Papi Wanda adalah salah satu dosen yang memiliki jabatan cukup penting di kampus. Jadi tak heran, Wanda cukup disegani oleh sebagian mahasiswa, terkecuali bagi Sandrina. Seorang Sandrina tak akan pernah peduli dengan jabatan atau apapun. Bagi dia, siapapun orang yang merendahkan atau mencelanya, wajib ia tegur. Walaupun menegur dengan cara yang tak biasa. Yaitu dengan jalan kekerasan.
“Oke, Pi. Tapi Wanda juga gak bakal diem kalo dia buat ulah sama temen-temen Wanda.”
Hendri, papi Wanda mendekati putrinya dan mengusap pelan puncak kepala gadis yang disayangnya itu.

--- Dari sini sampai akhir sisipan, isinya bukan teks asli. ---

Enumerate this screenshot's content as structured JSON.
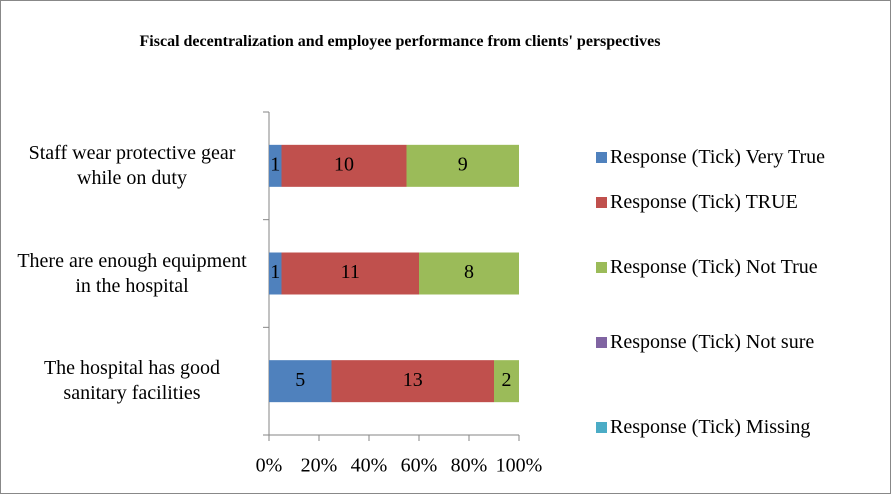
{
  "chart_data": {
    "type": "stacked_percent_barh",
    "title": "Fiscal decentralization and employee performance from clients' perspectives",
    "categories": [
      "Staff wear protective gear  while on duty",
      "There are enough equipment in the hospital",
      "The hospital has good sanitary facilities"
    ],
    "series": [
      {
        "name": "Response (Tick) Very True",
        "color": "#4f81bd",
        "values": [
          1,
          1,
          5
        ]
      },
      {
        "name": "Response (Tick) TRUE",
        "color": "#c0504d",
        "values": [
          10,
          11,
          13
        ]
      },
      {
        "name": "Response (Tick) Not True",
        "color": "#9bbb59",
        "values": [
          9,
          8,
          2
        ]
      },
      {
        "name": "Response (Tick) Not sure",
        "color": "#8064a2",
        "values": [
          0,
          0,
          0
        ]
      },
      {
        "name": "Response (Tick) Missing",
        "color": "#4bacc6",
        "values": [
          0,
          0,
          0
        ]
      }
    ],
    "xlim": [
      0,
      100
    ],
    "xticks": [
      {
        "value": 0,
        "label": "0%"
      },
      {
        "value": 20,
        "label": "20%"
      },
      {
        "value": 40,
        "label": "40%"
      },
      {
        "value": 60,
        "label": "60%"
      },
      {
        "value": 80,
        "label": "80%"
      },
      {
        "value": 100,
        "label": "100%"
      }
    ],
    "legend": "right"
  }
}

“Berlakulah bijak, Nak. Buat papimu ini bangga sama kamu. Kamu boleh mencela Sandrina atas semua sikap premannya itu. Tapi kamu juga bisa mencontoh prestasi dia. Dia anak yang berbakat dan cerdas di bidang akademis ataupun non-akademis. Mungkin itu juga pertimbangan para stakehoulder kampus. Lagipula sikapnya masih bisa ditolerir.”
“Ditolerir kata Papi? Dia bahkan sudah kelewat batas, Pi!”
“Kampus tak pernah mendengar korban dia sampai lecet, luka-luka apalagi meninggal. Jadi itu hanya dianggap kenakalan biasa.”
Tak ingin memperpanjang percakapannya dengan sang anak yang terus membantah ucapannya, Hendri bergegas pergi. Wanda hanya mematung dengan emosi yang membungkam jiwanya.
Kenapa semua orang seolah melindungi anak yatim tak tahu diri itu. Kalo dia tetap keterlaluan, aku akan turun tangan sendiri memberi pelajaran berharga buat dia.
Seringai tak biasa terpapar di wajah Wanda. Buat dia, Sandrina memang harus diberi pelajaran. Ia benar-benar muak dengan sikap tamparamental Sandrina. Terlebih, sang papi tadi memuji kecerdasan gadis preman itu. Tentu saja hal itu tambah menyulut emosi dan kedengkiannya.